Here's how you order the mind. And you're gonna feel cheated. Because it's too easy! We all ignore this advice, thinking the answer must have much more profound insight. We order the mind, by leaving it completely alone. You see, nothing in your mind is tangeable. Nothing is designed to stick around, unless you deem it necessary for it be there. Really, nothing... You will never get stuck on one or two thought processes for eternity. Everything will flow through your mind, like it has been designed to - given time, and practice. Trust me, I've suffered the most horrific of OCD. :)

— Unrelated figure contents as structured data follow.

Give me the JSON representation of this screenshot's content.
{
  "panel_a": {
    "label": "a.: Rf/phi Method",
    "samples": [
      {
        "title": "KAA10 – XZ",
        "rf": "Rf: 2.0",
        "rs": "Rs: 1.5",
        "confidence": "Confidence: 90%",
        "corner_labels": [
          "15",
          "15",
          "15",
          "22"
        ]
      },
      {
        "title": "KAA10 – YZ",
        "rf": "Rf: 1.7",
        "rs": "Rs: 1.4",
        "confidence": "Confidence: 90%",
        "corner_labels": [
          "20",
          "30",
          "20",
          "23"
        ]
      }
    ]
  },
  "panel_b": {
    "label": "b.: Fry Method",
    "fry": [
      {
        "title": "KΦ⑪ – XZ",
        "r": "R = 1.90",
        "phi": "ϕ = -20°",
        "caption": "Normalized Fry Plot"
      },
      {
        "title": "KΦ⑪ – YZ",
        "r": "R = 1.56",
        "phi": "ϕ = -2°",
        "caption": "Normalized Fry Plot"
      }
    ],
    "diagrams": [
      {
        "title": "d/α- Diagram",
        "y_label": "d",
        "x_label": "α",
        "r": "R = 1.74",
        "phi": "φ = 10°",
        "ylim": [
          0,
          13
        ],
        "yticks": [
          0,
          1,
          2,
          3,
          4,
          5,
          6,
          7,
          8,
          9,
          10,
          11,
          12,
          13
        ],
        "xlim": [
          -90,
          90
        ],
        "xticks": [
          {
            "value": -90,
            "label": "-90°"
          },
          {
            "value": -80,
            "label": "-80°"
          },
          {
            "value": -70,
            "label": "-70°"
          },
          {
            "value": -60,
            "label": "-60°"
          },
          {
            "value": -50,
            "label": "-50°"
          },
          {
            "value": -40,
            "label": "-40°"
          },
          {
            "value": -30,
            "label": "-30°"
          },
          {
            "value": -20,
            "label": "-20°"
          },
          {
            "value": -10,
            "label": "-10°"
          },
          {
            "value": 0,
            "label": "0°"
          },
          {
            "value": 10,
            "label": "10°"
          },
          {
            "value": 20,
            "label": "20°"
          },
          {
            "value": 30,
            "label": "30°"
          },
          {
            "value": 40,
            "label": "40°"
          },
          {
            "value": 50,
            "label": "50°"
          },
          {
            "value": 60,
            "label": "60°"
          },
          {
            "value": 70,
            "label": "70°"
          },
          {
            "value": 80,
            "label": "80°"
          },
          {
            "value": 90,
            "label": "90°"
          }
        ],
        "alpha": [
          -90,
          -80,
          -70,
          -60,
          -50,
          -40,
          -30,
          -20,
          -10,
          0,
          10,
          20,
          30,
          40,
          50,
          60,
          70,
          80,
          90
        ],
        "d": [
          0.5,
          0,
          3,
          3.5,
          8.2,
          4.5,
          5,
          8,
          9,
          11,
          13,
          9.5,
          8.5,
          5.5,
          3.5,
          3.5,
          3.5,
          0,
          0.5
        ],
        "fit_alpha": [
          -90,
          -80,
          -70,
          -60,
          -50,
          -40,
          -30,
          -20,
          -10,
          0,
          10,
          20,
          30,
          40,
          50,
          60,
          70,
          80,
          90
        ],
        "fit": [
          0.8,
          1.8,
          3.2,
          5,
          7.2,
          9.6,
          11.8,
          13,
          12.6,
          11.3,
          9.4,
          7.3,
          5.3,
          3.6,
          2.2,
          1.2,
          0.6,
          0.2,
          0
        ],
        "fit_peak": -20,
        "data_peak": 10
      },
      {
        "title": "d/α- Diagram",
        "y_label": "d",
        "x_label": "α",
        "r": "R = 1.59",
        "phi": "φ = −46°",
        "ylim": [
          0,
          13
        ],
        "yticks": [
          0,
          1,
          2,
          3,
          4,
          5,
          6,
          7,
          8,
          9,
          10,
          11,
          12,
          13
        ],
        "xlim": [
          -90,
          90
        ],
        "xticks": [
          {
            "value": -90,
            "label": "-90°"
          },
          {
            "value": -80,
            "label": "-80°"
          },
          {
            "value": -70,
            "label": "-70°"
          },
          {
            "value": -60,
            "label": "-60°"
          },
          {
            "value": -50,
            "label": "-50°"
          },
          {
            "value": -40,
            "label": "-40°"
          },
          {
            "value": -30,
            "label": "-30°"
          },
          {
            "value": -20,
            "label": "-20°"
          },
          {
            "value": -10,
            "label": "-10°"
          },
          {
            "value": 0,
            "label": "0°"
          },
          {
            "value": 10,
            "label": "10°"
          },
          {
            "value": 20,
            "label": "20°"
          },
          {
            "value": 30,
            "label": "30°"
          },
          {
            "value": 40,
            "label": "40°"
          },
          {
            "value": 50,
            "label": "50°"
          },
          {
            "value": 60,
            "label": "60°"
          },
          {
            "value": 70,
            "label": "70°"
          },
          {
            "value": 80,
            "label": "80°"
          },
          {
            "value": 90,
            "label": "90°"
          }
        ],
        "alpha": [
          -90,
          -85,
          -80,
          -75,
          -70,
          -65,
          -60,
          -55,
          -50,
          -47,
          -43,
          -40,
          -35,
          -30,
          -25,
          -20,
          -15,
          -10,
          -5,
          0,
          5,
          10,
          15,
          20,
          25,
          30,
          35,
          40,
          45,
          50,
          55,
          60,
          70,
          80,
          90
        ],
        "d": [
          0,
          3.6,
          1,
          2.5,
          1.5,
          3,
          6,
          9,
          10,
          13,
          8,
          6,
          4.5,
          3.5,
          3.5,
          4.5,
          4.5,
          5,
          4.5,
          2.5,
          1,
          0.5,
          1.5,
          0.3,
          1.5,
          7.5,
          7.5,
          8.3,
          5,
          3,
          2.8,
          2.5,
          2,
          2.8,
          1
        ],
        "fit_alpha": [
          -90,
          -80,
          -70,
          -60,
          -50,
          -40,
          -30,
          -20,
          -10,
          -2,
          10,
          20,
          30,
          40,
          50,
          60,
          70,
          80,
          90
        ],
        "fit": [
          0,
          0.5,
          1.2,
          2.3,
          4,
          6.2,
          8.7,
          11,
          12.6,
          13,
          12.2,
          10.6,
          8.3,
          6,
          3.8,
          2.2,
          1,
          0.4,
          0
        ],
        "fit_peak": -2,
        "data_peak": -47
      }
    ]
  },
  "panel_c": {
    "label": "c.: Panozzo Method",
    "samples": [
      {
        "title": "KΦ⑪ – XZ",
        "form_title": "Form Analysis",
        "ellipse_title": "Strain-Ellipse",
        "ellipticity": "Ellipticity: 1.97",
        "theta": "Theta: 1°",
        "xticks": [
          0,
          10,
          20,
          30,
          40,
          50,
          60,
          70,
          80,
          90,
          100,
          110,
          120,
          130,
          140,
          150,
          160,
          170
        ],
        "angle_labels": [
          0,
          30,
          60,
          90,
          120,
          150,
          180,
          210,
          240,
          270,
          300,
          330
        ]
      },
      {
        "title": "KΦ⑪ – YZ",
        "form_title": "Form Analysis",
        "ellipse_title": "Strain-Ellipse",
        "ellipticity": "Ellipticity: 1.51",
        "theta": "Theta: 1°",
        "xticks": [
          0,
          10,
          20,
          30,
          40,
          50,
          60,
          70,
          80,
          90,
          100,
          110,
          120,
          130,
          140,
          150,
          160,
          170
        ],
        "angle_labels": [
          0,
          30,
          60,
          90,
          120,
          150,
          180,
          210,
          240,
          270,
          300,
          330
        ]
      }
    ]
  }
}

Your mind is blank canvas. These thoughts and doubts, will come through, and we'll see them on this black canvas. Think of it like a bulletin board, and every thought gets posted up, and we pick the ones most interesting, and supposedly useful to us. We pick them up. Just like we pick up the doubt about our health, and just as we pick up the idea of finding 'Paper A'. If somebody had told you it didn't exist, would you have picked up that thought, and become consumed by it? No, right? What would be the need to. And that's where our problems arise. You would have picked up the thought, only because you deemed it necessary to your life somehow, to find it.

That's why you are struggling with these thoughts wondering whether or not you are mentally ill. You pick them up, the same way you did with your fears in the beginning, only, it's different now, it's something new... but the process is still the same. You pick it up, and try to find an answer to a question, that I really believe doesn't have a universal answer. And, to a degree, probably far less than before, and far less than the examples given, you create some level of chaos, and unrest in the mind, that didn't need to be there.

You see all of anxiety is about sales. Everything in your head, wants your attention. Every thought is like a separate entity. It often comes into your mind unannounced, and demands participation from you. And, usually without realizing we can do otherwise, we give these thoughts what they ask for. And so they keep coming. They get stronger, and hold more power. If you go to a friends house, and they treat you like a King, give you endless energy and attention, you would be back there much more often, I'm sure. All anxiety thoughts, regardless of their message, are exactly the same. They come only when they get the treatment they want.

jessed03
02-20-2013, 08:04 PM
There's a reason why we call it Peace of mind, and not Peace in mind! Even the most ruthless of minds will finally settle if left undisturbed. But in our ignorance, when the process doesn't happen fast enough, we try to reach and, and physically stop the ripples... of course, we have all done this to water. It only makes it worse. Always.

So, to answer your question, (in my opinion of course)... Do you have a mental disorder? Yes. But only whilst you bother with these types of ideas. :) Can you see how funny the paradox is? You are worrying about creating mental disorder, that you wouldn't have, if you stopped worrying about it!! You can laugh! It's funny! :) It's a realization many of us discover, and laugh at. A big theme among recoveree's is finding the whole process, very disturbing, yet very funny. It's like a practical joke, terrifying at the time, but you look back at find it amusing to a degree afterwards.

With a little practice, once you allow these doubts to surface (which they will for a while), and give them little to no energy or attention, and ensure anytime you realize you are indulging in them you stop, to let them leave naturally, you will find (and I'm certain of this!), after all their kicking and screaming is over, that you will no longer have a mental disorder. :)

Be well :)

QuestionQuestion
02-28-2013, 12:45 AM
Hi Jesse, Thank you much for your words. They were very insightful and thoughtful. I feel at peace right now but am worried about my mind working itself up again! I hope/just need more help.